Editorial: GUINÉ-BISSAU, A PARTIDOCRACIA E SEUS EFEITOS!

O colapso de Estado guineense é uma realidade conhecida de todos os guineenses. Entre várias causas que conduziram a essa erosão do aparelho do estado está, no centro, a proeminência dos partidos políticos. A era do partido Estado que vigorou da proclamação da independência ao início da década noventa do século passado, deixou vestígios ainda vivos.

Na verdade, o absolutismo que caraterizou a primeira fase da construção de Estado deixou apenas de existir no papel, em termos formais, mas na prática, os políticos não assimilaram a realidade de um poder estruturalmente forte que funcione à margem das vontades de pessoas, partidos e grupos de interesses.

O multipartidarismo, apesar do cerimonial batismal, não passou de um mito atrás do qual, ao invés de um, vários partidos exercem a sua dominação  sobre o martirizado povo. Da dominação monopolística passamos à dominação pluralística. A vítima, o povo guineense, foi sistematicamente formatado a beber a água turva de dominação, de exploração e de humilhação.

O primeiro esquema de formatação foi a transformação brutal da ideologia revolucionária por uma ideologia reacionária ao serviço da elite dirigente e toda clientela que a acompanha. Do ideal revolucionário passou ao conservadorismo dos privilégios de quem manda em detrimento da miséria do povo. Um sistema que eu chamo aqui de partidocracia que governa a Guiné há quase trinta anos.

O denominador comum entre o Partido-Estado do século último e a partidocracia do presente é a supressão, por mecanismos vários, da inteligência do povo que, progressivamente se alimenta do mito partidário. Do militantismo ao partido é cimentado com o afastamento do patriotismo, da escola e de qualquer referência ao saber científico.

A implementação desse sistema permite o crescimento da partidocracia e sua consolidação material e espiritual. A consequência disto é sem dúvida a morte do Estado em detrimento da veneração de líderes políticos. A influência política é condição para afirmação social e chave para ter acesso aos recursos. Quem manda na verdade são os partidos políticos. Em aliança de conivência com a classe castrense, os políticos edificaram sabiamente um sistema que só promove a estagnação social.

O conhecimento foi relegado para o penúltimo plano e a meritocracia para o último.  O ensino de qualidade foi suprimido e no seu lugar instalou-se o ensino de “bana bana” e dubriagem. Os colégios (internatos) trocados com nada. Salve-se quem puder e a sociedade mentalizada em como o conhecimento só se adquire no estrangeiro. Os efeitos da partidocracia são vários e atingem todos os segmentos da sociedade, com maior ênfase para a administração pública e a justiça. A partidarização da Função Pública é gritante.

Durante as campanhas eleitorais, fala-se muito em reforma e aplicação de concursos públicos para resgatar a eficiência e a meritocracia.
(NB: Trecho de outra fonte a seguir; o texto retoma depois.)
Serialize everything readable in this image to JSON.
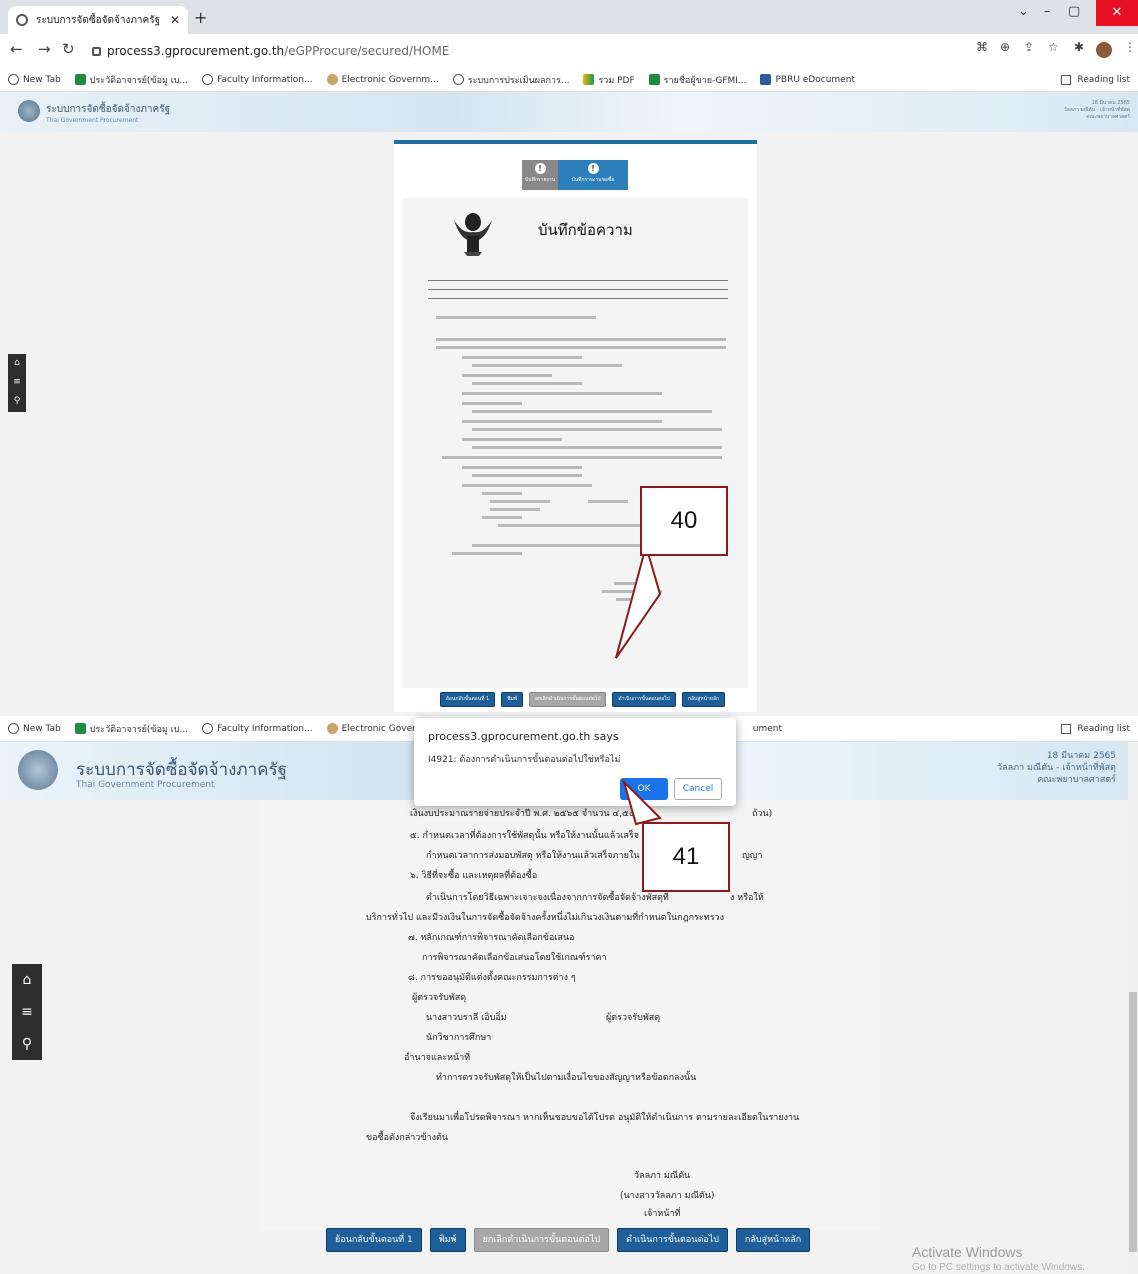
{
  "browser": {
    "tab_title": "ระบบการจัดซื้อจัดจ้างภาครัฐ",
    "url_host": "process3.gprocurement.go.th",
    "url_path": "/eGPProcure/secured/HOME",
    "bookmarks": [
      "New Tab",
      "ประวัติอาจารย์(ข้อมู เบ...",
      "Faculty Information...",
      "Electronic Governm...",
      "ระบบการประเมินผลการ...",
      "รวม PDF",
      "รายชื่อผู้ขาย-GFMI...",
      "PBRU eDocument"
    ],
    "bookmarks2": [
      "New Tab",
      "ประวัติอาจารย์(ข้อมู เบ...",
      "Faculty Information...",
      "Electronic Governm...",
      "ument"
    ],
    "reading_list": "Reading list"
  },
  "site": {
    "title": "ระบบการจัดซื้อจัดจ้างภาครัฐ",
    "subtitle": "Thai Government Procurement",
    "date": "18 มีนาคม 2565",
    "user": "วัลลภา มณีตัน - เจ้าหน้าที่พัสดุ",
    "dept": "คณะพยาบาลศาสตร์"
  },
  "memo": {
    "title": "บันทึกข้อความ",
    "lines": [
      "เงินงบประมาณรายจ่ายประจำปี พ.ศ. ๒๕๖๕ จำนวน ๔,๕๐๐.๐๐",
      "ถ้วน)",
      "๕. กำหนดเวลาที่ต้องการใช้พัสดุนั้น หรือให้งานนั้นแล้วเสร็จ",
      "กำหนดเวลาการส่งมอบพัสดุ หรือให้งานแล้วเสร็จภายใน ๓๐ วัน",
      "ญญา",
      "๖. วิธีที่จะซื้อ และเหตุผลที่ต้องซื้อ",
      "ดำเนินการโดยวิธีเฉพาะเจาะจงเนื่องจากการจัดซื้อจัดจ้างพัสดุที่",
      "ง หรือให้",
      "บริการทั่วไป และมีวงเงินในการจัดซื้อจัดจ้างครั้งหนึ่งไม่เกินวงเงินตามที่กำหนดในกฎกระทรวง",
      "๗. หลักเกณฑ์การพิจารณาคัดเลือกข้อเสนอ",
      "การพิจารณาคัดเลือกข้อเสนอโดยใช้เกณฑ์ราคา",
      "๘. การขออนุมัติแต่งตั้งคณะกรรมการต่าง ๆ",
      "ผู้ตรวจรับพัสดุ",
      "นางสาวบราลี เอิบอิ่ม",
      "ผู้ตรวจรับพัสดุ",
      "นักวิชาการศึกษา",
      "อำนาจและหน้าที่",
      "ทำการตรวจรับพัสดุให้เป็นไปตามเงื่อนไขของสัญญาหรือข้อตกลงนั้น",
      "จึงเรียนมาเพื่อโปรดพิจารณา หากเห็นชอบขอได้โปรด อนุมัติให้ดำเนินการ ตามรายละเอียดในรายงาน",
      "ขอซื้อดังกล่าวข้างต้น",
      "วัลลภา มณีตัน",
      "(นางสาววัลลภา มณีตัน)",
      "เจ้าหน้าที่"
    ]
  },
  "buttons": {
    "back": "ย้อนกลับขั้นตอนที่ 1",
    "print": "พิมพ์",
    "cancel_step": "ยกเลิกดำเนินการขั้นตอนต่อไป",
    "next": "ดำเนินการขั้นตอนต่อไป",
    "home": "กลับสู่หน้าหลัก"
  },
  "steps": [
    "บันทึกรายงาน",
    "บันทึกรายงานขอซื้อ"
  ],
  "dialog": {
    "host": "process3.gprocurement.go.th says",
    "message": "I4921: ต้องการดำเนินการขั้นตอนต่อไปใช่หรือไม่",
    "ok": "OK",
    "cancel": "Cancel"
  },
  "callouts": [
    "40",
    "41"
  ],
  "activate": {
    "title": "Activate Windows",
    "sub": "Go to PC settings to activate Windows."
  },
  "icons": [
    "home-icon",
    "menu-icon",
    "search-icon",
    "garuda-emblem"
  ]
}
Na prática tudo não passa de slogans vazios e enganadores.

Os ministros são nomeados para cumprir agenda do seu partido donde os nomes lhe são enviados para nomeação no aparelho estatal, independentemente do perfil. Nomeações com base partidária permitem aos partidos assegurarem um efetivo controlo sobre as forças vivas (jovens e mulheres) categorias essenciais para uma vitória eleitoral.

Fechada a porta da meritocracia através de competições transparentes, cada um entra no sistema instalado com suas táticas de adaptação. O setor judiciário, embora moribundo há décadas, ganhou a fama de convivência com os políticos. A promiscuidade já não é segredo. No leque de efeitos, a partidocracia não permite o florescimento de uma cidadania ativa, indispensável válvula no monitoramento da governabilidade num país. Os cidadãos têm a única certeza de serem cidadãos apenas nos seus bilhetes de identidade e passaportes. O resto é mesmo resto. A pobreza é cada dia socializada, o povo é ensinado a sofrer, a intrigar e a mesquinhar. Na partidocracia guineense, o político tem imunidade vitalícia sustentada pela passividade do cidadão formatado!